Late one September afternoon, my doctor found that Matthew’s heart rate was dropping dangerously. I was rushed to have an emergency C-section. Matthew was born weighing slightly over four pounds, too weak to even cry. But, he was alive, and we could hold him. We sat together in the NICU, just staring into his beautiful eyes and drinking him in. The left side of his heart was still too small to support life, so with his AV canal and his aorta only 2 millimeters wide, his little heart was simply too broken to fix.
The doctors said we might have three to six months with Matthew, but we definitely would not see his 1st birthday. We took him home on hospice, prepared to offer comfort measures only. I truly felt like he was on loan from God – entrusted to my care for the short time he had on earth. I knew he wasn’t mine to keep, but somehow I felt honored to be the one to love him and care for him.
Days turned to weeks, and amid feeding tubes and oxygen masks, Matthew’s little personality was appearing. We started to see little smiles, little coos, and the sweetest little giggle I had ever heard. Yet my heart was breaking into a million pieces. How could I bear to lose this little man?
When he was six months old (weighing only 8 pounds), he seemed to be getting a little stronger, not declining as we had expected. We took him back to see his cardiologists. Imagine our surprise to find out that the left side of his heart and his aorta had both grown to normal size!
What a mix of emotions! Of course, we were overjoyed that Matthew was going to live. We had never even considered that possibility, and now we were facing major open-heart surgery. We were also realizing for the first time that we would be raising a son with Down syndrome. We had a lot to learn.

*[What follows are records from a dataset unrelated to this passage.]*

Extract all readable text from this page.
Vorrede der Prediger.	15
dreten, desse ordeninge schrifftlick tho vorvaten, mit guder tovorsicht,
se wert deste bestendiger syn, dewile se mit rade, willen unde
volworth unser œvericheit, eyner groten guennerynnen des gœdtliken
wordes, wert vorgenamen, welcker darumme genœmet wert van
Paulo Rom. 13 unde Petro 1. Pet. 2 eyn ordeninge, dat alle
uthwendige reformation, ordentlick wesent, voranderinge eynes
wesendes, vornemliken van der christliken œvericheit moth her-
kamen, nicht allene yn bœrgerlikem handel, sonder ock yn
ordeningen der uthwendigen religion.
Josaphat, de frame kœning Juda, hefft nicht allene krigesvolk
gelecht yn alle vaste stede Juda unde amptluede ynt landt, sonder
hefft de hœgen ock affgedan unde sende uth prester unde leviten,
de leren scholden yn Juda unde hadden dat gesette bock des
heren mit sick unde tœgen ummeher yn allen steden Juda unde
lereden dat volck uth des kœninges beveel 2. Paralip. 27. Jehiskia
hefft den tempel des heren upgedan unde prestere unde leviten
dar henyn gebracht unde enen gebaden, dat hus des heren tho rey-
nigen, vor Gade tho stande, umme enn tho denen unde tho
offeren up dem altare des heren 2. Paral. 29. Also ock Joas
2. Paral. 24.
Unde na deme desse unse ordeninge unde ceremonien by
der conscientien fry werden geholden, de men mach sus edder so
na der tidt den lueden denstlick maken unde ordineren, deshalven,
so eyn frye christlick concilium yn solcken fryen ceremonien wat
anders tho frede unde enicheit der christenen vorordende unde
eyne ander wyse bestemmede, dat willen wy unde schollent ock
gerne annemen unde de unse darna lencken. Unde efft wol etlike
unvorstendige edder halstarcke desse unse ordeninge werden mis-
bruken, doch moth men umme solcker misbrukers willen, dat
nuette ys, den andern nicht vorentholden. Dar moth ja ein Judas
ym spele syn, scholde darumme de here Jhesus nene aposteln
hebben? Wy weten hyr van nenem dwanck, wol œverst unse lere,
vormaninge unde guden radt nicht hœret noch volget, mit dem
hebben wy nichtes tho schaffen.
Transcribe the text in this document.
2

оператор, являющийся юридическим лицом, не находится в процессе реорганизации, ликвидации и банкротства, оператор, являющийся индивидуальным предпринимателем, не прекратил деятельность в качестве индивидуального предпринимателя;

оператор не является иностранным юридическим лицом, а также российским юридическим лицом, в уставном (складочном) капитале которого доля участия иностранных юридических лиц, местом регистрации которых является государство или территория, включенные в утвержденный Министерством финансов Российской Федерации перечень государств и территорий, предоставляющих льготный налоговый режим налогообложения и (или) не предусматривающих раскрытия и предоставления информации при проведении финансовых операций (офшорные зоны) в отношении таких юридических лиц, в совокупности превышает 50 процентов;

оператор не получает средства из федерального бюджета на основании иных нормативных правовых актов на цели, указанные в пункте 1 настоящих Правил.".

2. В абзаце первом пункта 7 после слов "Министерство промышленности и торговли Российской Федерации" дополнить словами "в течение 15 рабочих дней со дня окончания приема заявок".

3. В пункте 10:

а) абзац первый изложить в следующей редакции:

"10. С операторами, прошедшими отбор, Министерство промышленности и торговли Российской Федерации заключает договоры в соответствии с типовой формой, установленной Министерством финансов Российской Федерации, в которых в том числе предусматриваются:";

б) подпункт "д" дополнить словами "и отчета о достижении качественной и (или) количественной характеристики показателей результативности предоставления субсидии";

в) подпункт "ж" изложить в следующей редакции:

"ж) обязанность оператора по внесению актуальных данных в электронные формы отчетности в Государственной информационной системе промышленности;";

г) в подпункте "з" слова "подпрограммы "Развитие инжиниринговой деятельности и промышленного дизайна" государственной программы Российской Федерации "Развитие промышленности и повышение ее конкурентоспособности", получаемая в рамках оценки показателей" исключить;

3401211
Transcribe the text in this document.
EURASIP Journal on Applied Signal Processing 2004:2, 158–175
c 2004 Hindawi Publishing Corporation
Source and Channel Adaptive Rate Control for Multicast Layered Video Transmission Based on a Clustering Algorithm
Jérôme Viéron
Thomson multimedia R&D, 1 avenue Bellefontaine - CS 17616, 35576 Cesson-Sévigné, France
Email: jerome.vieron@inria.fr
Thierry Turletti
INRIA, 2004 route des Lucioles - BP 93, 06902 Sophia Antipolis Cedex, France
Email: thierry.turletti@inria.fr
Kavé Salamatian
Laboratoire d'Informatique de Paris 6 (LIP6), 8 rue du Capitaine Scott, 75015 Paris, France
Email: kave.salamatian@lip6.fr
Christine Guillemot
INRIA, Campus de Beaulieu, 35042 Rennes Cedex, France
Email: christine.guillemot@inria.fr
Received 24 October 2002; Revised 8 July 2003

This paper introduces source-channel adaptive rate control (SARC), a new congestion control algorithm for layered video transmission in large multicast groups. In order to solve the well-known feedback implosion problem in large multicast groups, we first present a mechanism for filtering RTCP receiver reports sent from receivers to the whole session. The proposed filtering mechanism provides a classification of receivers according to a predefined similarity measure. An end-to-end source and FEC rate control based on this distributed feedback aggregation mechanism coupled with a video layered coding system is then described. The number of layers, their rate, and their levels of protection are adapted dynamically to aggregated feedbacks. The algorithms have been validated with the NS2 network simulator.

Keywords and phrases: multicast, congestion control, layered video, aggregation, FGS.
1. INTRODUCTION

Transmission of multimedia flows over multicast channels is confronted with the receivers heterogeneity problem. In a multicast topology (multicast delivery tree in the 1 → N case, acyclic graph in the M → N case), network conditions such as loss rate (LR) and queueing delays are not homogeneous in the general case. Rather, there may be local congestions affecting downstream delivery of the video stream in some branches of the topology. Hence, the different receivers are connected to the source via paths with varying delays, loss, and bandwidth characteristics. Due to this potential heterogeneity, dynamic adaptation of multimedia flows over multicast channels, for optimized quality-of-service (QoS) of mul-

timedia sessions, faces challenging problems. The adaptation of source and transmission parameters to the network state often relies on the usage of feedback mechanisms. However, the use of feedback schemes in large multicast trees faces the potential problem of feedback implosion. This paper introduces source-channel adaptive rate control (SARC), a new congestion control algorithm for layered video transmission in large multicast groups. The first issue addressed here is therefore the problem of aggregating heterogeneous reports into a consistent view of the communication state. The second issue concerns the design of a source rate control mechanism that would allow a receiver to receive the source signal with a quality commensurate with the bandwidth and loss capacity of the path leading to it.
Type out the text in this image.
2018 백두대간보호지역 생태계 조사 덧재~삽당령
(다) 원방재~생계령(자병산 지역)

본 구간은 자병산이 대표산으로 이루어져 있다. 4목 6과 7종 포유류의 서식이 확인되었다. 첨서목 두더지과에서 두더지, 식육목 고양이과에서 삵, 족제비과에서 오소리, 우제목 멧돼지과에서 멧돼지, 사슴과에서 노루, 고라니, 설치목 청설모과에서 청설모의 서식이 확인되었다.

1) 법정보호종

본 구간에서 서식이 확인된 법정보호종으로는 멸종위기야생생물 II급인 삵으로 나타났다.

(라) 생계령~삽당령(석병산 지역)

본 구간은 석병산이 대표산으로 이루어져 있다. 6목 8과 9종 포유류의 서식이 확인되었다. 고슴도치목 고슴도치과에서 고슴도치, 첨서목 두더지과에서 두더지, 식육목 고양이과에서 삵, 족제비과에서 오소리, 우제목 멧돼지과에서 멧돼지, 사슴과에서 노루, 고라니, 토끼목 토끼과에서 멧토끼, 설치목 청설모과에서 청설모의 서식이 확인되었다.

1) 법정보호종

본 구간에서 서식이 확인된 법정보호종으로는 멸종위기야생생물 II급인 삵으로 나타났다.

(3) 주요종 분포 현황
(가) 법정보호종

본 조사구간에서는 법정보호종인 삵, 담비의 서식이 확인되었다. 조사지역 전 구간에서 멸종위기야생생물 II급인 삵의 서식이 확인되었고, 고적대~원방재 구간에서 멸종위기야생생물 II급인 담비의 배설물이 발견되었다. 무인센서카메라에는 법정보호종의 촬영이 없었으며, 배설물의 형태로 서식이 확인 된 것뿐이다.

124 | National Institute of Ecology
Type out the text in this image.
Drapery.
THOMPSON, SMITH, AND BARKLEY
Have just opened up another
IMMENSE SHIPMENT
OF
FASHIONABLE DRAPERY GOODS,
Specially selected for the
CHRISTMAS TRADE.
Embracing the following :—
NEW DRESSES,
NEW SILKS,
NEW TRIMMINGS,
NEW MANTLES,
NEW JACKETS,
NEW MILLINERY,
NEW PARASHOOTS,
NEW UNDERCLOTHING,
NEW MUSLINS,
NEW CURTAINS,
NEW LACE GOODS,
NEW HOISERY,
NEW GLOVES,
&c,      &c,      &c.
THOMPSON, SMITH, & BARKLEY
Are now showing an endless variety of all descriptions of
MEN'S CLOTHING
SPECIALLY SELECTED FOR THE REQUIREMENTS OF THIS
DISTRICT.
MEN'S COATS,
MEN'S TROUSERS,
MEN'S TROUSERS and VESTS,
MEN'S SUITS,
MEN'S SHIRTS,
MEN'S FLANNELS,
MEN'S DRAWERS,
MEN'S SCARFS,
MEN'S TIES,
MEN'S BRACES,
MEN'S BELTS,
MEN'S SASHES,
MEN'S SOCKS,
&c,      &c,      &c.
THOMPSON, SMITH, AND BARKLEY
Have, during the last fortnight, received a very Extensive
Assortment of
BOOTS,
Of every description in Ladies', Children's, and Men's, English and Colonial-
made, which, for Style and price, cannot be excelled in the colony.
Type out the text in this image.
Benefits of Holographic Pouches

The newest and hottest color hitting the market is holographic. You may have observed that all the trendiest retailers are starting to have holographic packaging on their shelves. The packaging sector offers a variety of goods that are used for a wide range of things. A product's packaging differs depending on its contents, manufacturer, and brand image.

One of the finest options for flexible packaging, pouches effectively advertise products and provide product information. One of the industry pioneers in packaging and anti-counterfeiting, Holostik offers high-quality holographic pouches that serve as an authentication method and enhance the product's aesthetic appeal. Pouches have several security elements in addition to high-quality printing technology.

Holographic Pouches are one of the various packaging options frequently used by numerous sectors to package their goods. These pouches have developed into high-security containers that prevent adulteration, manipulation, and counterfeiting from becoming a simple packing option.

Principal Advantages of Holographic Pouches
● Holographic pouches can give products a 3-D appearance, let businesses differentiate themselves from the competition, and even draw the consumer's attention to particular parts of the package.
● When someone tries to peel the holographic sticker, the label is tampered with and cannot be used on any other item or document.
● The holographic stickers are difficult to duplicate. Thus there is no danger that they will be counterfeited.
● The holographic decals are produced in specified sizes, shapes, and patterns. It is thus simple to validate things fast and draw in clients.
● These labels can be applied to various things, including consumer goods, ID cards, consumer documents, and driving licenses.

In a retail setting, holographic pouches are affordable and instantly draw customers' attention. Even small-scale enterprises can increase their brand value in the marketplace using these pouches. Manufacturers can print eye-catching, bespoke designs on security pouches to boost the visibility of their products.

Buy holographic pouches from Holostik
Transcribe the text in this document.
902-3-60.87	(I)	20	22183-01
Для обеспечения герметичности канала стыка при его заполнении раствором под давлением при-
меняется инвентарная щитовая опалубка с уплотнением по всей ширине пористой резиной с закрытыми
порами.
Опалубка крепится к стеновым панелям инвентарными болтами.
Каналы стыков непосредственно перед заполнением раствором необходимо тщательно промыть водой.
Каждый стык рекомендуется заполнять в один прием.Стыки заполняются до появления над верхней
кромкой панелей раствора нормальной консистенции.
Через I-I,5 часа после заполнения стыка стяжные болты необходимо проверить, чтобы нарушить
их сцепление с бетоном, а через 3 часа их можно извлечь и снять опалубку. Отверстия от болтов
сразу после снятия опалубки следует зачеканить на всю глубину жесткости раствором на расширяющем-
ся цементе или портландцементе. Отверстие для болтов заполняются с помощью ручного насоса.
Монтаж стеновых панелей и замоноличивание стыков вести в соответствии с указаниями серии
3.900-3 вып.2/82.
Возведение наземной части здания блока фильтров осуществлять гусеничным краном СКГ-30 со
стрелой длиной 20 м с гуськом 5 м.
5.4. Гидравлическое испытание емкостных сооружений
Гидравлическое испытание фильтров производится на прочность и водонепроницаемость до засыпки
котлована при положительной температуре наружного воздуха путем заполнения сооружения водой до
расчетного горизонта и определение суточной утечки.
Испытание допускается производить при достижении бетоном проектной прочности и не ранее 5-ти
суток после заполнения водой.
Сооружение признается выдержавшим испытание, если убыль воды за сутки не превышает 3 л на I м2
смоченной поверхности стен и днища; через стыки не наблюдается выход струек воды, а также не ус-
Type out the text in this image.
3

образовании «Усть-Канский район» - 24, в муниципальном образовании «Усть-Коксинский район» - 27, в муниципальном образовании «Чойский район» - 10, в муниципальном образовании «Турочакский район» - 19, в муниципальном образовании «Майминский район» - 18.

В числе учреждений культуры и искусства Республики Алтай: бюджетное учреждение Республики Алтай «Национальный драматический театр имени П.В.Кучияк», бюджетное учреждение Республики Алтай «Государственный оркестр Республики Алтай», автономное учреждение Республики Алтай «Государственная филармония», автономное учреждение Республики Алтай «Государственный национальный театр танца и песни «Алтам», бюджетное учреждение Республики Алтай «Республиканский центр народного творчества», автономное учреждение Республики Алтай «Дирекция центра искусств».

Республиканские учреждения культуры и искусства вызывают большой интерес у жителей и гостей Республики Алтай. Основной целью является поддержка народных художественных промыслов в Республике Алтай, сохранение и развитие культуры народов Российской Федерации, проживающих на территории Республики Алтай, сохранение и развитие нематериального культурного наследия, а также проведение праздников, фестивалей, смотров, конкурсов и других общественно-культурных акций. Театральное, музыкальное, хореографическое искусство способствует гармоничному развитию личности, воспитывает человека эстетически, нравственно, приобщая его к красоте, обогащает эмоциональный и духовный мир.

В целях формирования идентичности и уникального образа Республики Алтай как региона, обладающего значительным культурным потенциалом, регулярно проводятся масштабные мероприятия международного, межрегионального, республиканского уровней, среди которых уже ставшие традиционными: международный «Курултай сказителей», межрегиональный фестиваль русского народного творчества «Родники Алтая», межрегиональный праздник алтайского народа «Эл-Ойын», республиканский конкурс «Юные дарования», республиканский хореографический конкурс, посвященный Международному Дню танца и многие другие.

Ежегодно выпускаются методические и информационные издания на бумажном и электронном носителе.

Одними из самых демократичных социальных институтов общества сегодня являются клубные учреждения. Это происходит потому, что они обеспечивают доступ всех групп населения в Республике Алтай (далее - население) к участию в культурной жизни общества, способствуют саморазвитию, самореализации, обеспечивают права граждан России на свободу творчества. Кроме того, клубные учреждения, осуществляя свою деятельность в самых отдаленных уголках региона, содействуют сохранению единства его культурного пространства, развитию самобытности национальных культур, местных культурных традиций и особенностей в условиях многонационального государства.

Matthew’s heart surgery was scheduled for when he would be eight months old. On the day of his surgery, doctors discovered that the hole between the bottom chambers of his heart had patched itself. All that was left for them to do was patch the top chambers and repair the valves. The surgery went perfectly, and Matthew spent only five days in the hospital recovering. As soon as he was home he was eating better than ever before and playing with more energy than he’d ever had.
* * *
The dark fog has lifted, and the brightness of our son has taken its place. No longer are we buried in dread and fear. Instead we delight in our healthy eight-year-old who blesses us and his four siblings in ways we never could have imagined. Matthew surprises us every day. He challenges and entertains, while showing us what true joy looks like. His compassion for others is far beyond his years, and he is adored by all who know him. With Matthew, we experience a love so pure, it takes your breath away.
In a world where many children with Down syndrome are never given a chance, Matthew proves that children with disabilities can exceed our expectations in so many ways. I can’t possibly put into words all that he means to our family, or what an incredible honor it is to raise such a precious soul – our little miracle.